Panoramic view over Everest glaciers.
Alarmingly high temperatures registered in the past years have convinced scientists that further efforts need to be made in order to protect the environment and to reduce greenhouse gas emissions. Otherwise, Everest glaciers will disappear by 2100, study reveals on Thursday morning.
Glaciers’ existence is now threatened by the increasingly higher temperatures that are registered each year, according to new weather reports released by the Meteorological Administration. Everest glaciers could be the next to disappear if new efforts are not being carried out to prevent climate changes.
Scientists from Nepal, France and Netherlands have joined forces to analyze the recent percentages of carbon emissions. They have estimated that 77-90 percent of the Himalayan ice could melt by the year 2100.

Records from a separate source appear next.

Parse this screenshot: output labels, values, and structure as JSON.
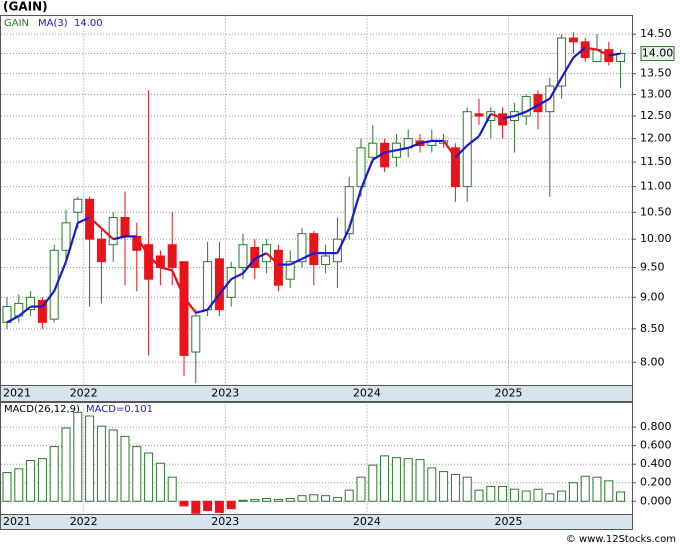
{
  "chart_data": [
    {
      "type": "candlestick",
      "title": "(GAIN)",
      "name": "GAIN",
      "up_color": "#2a7a2a",
      "down_color": "#e8141c",
      "categories": [
        "2021",
        null,
        null,
        null,
        null,
        null,
        null,
        "2022",
        null,
        null,
        null,
        null,
        null,
        null,
        null,
        null,
        null,
        null,
        null,
        "2023",
        null,
        null,
        null,
        null,
        null,
        null,
        null,
        null,
        null,
        null,
        null,
        "2024",
        null,
        null,
        null,
        null,
        null,
        null,
        null,
        null,
        null,
        null,
        null,
        "2025",
        null,
        null,
        null,
        null,
        null,
        null,
        null,
        null,
        null
      ],
      "open": [
        8.6,
        8.7,
        8.8,
        8.95,
        8.65,
        9.8,
        10.5,
        10.75,
        10.0,
        9.9,
        10.4,
        10.05,
        9.9,
        9.7,
        9.9,
        9.6,
        8.15,
        8.8,
        9.65,
        9.0,
        9.5,
        9.85,
        9.6,
        9.8,
        9.3,
        9.6,
        10.1,
        9.55,
        9.6,
        10.1,
        11.0,
        11.6,
        11.9,
        11.6,
        11.8,
        11.95,
        11.85,
        11.9,
        11.8,
        11.0,
        12.55,
        12.4,
        12.55,
        12.4,
        12.5,
        13.0,
        12.6,
        13.2,
        14.4,
        14.3,
        13.8,
        14.1,
        13.8
      ],
      "high": [
        9.0,
        9.05,
        9.1,
        9.0,
        9.9,
        10.55,
        10.8,
        10.8,
        10.2,
        10.5,
        10.9,
        10.3,
        13.1,
        9.8,
        10.5,
        9.6,
        8.8,
        9.95,
        9.95,
        9.6,
        10.1,
        10.0,
        10.0,
        9.9,
        9.8,
        10.2,
        10.15,
        9.9,
        10.4,
        11.2,
        12.0,
        12.3,
        12.0,
        12.1,
        12.2,
        12.1,
        12.2,
        12.1,
        11.9,
        12.7,
        12.9,
        12.7,
        12.7,
        12.8,
        13.0,
        13.1,
        13.4,
        14.5,
        14.55,
        14.4,
        14.5,
        14.3,
        14.1
      ],
      "low": [
        8.5,
        8.6,
        8.7,
        8.5,
        8.6,
        9.6,
        10.2,
        8.85,
        8.9,
        9.6,
        9.2,
        9.1,
        8.1,
        9.2,
        9.2,
        7.8,
        7.7,
        8.7,
        8.7,
        8.85,
        9.3,
        9.3,
        9.4,
        9.1,
        9.15,
        9.5,
        9.2,
        9.4,
        9.15,
        10.0,
        10.8,
        11.5,
        11.3,
        11.4,
        11.6,
        11.7,
        11.7,
        11.8,
        10.7,
        10.7,
        12.3,
        12.0,
        12.0,
        11.7,
        12.3,
        12.2,
        10.8,
        12.9,
        14.0,
        13.8,
        13.8,
        13.7,
        13.15
      ],
      "close": [
        8.85,
        8.9,
        9.0,
        8.6,
        9.8,
        10.3,
        10.75,
        10.0,
        9.6,
        10.4,
        10.05,
        9.8,
        9.3,
        9.5,
        9.5,
        8.1,
        8.7,
        9.6,
        8.8,
        9.5,
        9.9,
        9.5,
        9.9,
        9.2,
        9.6,
        10.1,
        9.55,
        9.7,
        10.0,
        11.0,
        11.8,
        11.9,
        11.4,
        11.9,
        12.0,
        11.85,
        11.95,
        11.95,
        11.0,
        12.6,
        12.5,
        12.6,
        12.3,
        12.6,
        12.95,
        12.6,
        13.2,
        14.4,
        14.3,
        13.9,
        14.1,
        13.8,
        14.0
      ],
      "ma": {
        "name": "MA(3)",
        "rise_color": "#1a1acc",
        "fall_color": "#e8141c",
        "values": [
          8.6,
          8.7,
          8.85,
          8.85,
          9.1,
          9.6,
          10.3,
          10.4,
          10.2,
          10.0,
          10.05,
          10.05,
          9.7,
          9.5,
          9.45,
          9.0,
          8.75,
          8.8,
          9.05,
          9.3,
          9.4,
          9.65,
          9.75,
          9.55,
          9.55,
          9.65,
          9.75,
          9.75,
          9.75,
          10.2,
          10.95,
          11.55,
          11.7,
          11.75,
          11.8,
          11.9,
          11.95,
          11.95,
          11.6,
          11.85,
          12.05,
          12.55,
          12.45,
          12.5,
          12.6,
          12.75,
          12.9,
          13.4,
          13.9,
          14.15,
          14.1,
          13.95,
          14.0
        ]
      },
      "last_close": {
        "value": 14.0,
        "label": "14.00"
      },
      "log_y": true,
      "grid": true,
      "ylim": [
        7.67,
        15.0
      ],
      "yticks": [
        {
          "value": 8,
          "label": "8.00"
        },
        {
          "value": 8.5,
          "label": "8.50"
        },
        {
          "value": 9,
          "label": "9.00"
        },
        {
          "value": 9.5,
          "label": "9.50"
        },
        {
          "value": 10,
          "label": "10.00"
        },
        {
          "value": 10.5,
          "label": "10.50"
        },
        {
          "value": 11,
          "label": "11.00"
        },
        {
          "value": 11.5,
          "label": "11.50"
        },
        {
          "value": 12,
          "label": "12.00"
        },
        {
          "value": 12.5,
          "label": "12.50"
        },
        {
          "value": 13,
          "label": "13.00"
        },
        {
          "value": 13.5,
          "label": "13.50"
        },
        {
          "value": 14,
          "label": "14.00"
        },
        {
          "value": 14.5,
          "label": "14.50"
        }
      ]
    },
    {
      "type": "bar",
      "title": "MACD(26,12,9)",
      "subtitle": "MACD=0.101",
      "pos_color": "#2a7a2a",
      "neg_color": "#e8141c",
      "categories": [
        "2021",
        null,
        null,
        null,
        null,
        null,
        null,
        "2022",
        null,
        null,
        null,
        null,
        null,
        null,
        null,
        null,
        null,
        null,
        null,
        "2023",
        null,
        null,
        null,
        null,
        null,
        null,
        null,
        null,
        null,
        null,
        null,
        "2024",
        null,
        null,
        null,
        null,
        null,
        null,
        null,
        null,
        null,
        null,
        null,
        "2025",
        null,
        null,
        null,
        null,
        null,
        null,
        null,
        null,
        null
      ],
      "values": [
        0.31,
        0.35,
        0.44,
        0.46,
        0.59,
        0.79,
        0.96,
        0.92,
        0.81,
        0.77,
        0.7,
        0.59,
        0.52,
        0.41,
        0.26,
        -0.05,
        -0.13,
        -0.1,
        -0.12,
        -0.08,
        0.01,
        0.02,
        0.03,
        0.02,
        0.03,
        0.06,
        0.07,
        0.06,
        0.04,
        0.12,
        0.26,
        0.39,
        0.49,
        0.47,
        0.46,
        0.45,
        0.36,
        0.32,
        0.29,
        0.26,
        0.12,
        0.16,
        0.16,
        0.13,
        0.11,
        0.13,
        0.08,
        0.11,
        0.2,
        0.27,
        0.26,
        0.22,
        0.1
      ],
      "grid": true,
      "ylim": [
        -0.143,
        1.066
      ],
      "yticks": [
        {
          "value": 0,
          "label": "0.000"
        },
        {
          "value": 0.2,
          "label": "0.200"
        },
        {
          "value": 0.4,
          "label": "0.400"
        },
        {
          "value": 0.6,
          "label": "0.600"
        },
        {
          "value": 0.8,
          "label": "0.800"
        }
      ]
    }
  ],
  "footer": "© www.12Stocks.com"
}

The data was collected from the image collection made available by satellites. By comparing the present values with previous data, the team of researchers has reached the conclusion that Everest glaciers have already sunk by one quarter and their meltdown still continues.
What frightens scientists the most, however, is the fact that the melting pace has become all the more rapid in the past years as a result of humans’ reckless behavior. The following decades could, therefore, witness the melting of great part of the glaciers if measures are not adopted.

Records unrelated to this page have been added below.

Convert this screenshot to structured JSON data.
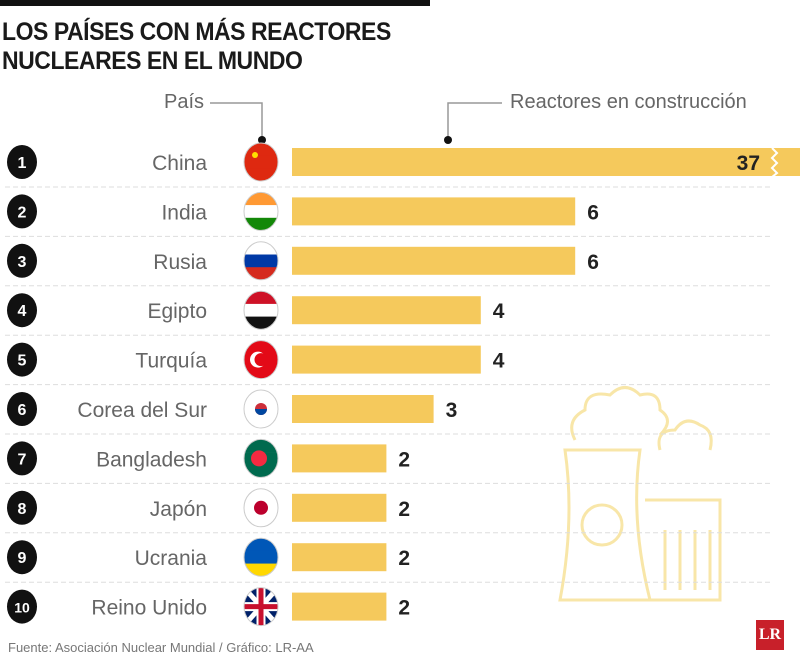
{
  "title_line1": "LOS PAÍSES CON MÁS REACTORES",
  "title_line2": "NUCLEARES EN EL MUNDO",
  "legend_country": "País",
  "legend_bars": "Reactores en construcción",
  "source": "Fuente: Asociación Nuclear Mundial / Gráfico: LR-AA",
  "logo": "LR",
  "colors": {
    "bar": "#f5c95c",
    "rank": "#111111",
    "illustration": "#f8e6a8"
  },
  "chart_data": {
    "type": "bar",
    "orientation": "horizontal",
    "title": "LOS PAÍSES CON MÁS REACTORES NUCLEARES EN EL MUNDO",
    "xlabel": "Reactores en construcción",
    "ylabel": "País",
    "ranks": [
      "1",
      "2",
      "3",
      "4",
      "5",
      "6",
      "7",
      "8",
      "9",
      "10"
    ],
    "categories": [
      "China",
      "India",
      "Rusia",
      "Egipto",
      "Turquía",
      "Corea del Sur",
      "Bangladesh",
      "Japón",
      "Ucrania",
      "Reino Unido"
    ],
    "values": [
      37,
      6,
      6,
      4,
      4,
      3,
      2,
      2,
      2,
      2
    ],
    "truncated": [
      "China"
    ]
  }
}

The study has further shown that some Himalayan regions could be seriously affected by the increased levels of water ensuing from glaciers’ meltdown. Nepal and its surrounding areas is the country that will most likely have to put up with the consequences that ensue from the disappearance of the glaciers. The region is already facing major problems due to the scarce groundwater resources and rainfalls, but the situation could become a lot worse if Everest’s glaciers melt.

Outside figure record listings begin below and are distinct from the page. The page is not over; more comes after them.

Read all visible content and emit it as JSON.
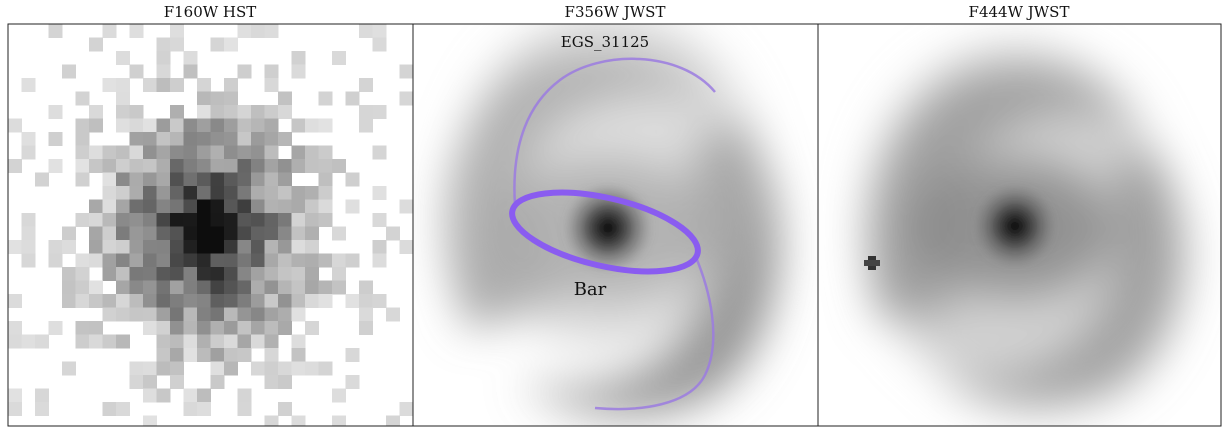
{
  "panels": [
    {
      "title": "F160W HST"
    },
    {
      "title": "F356W JWST",
      "annotations": [
        "EGS_31125",
        "Bar"
      ]
    },
    {
      "title": "F444W JWST"
    }
  ]
}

The study was for that matter conducted in the Dudh Kosi basin in the Nepal Himalayas, as scientists wanted to determine how populated areas will be affected by the upcoming glaciers’ meltdown. The prognosis is all the more worrisome as the biggest mountain peaks are located in the Dudh Kosi basin.
The 8,848-metre high Mt Everest, which represents the ultimate goal for extreme sport lovers taking up daring expeditions, is also located in the aforementioned basin. The Himalayan ice shelf encompasses 400 square kilometers of ice.
The results of the recent meteorological study will be published in the journal The Cryosphere.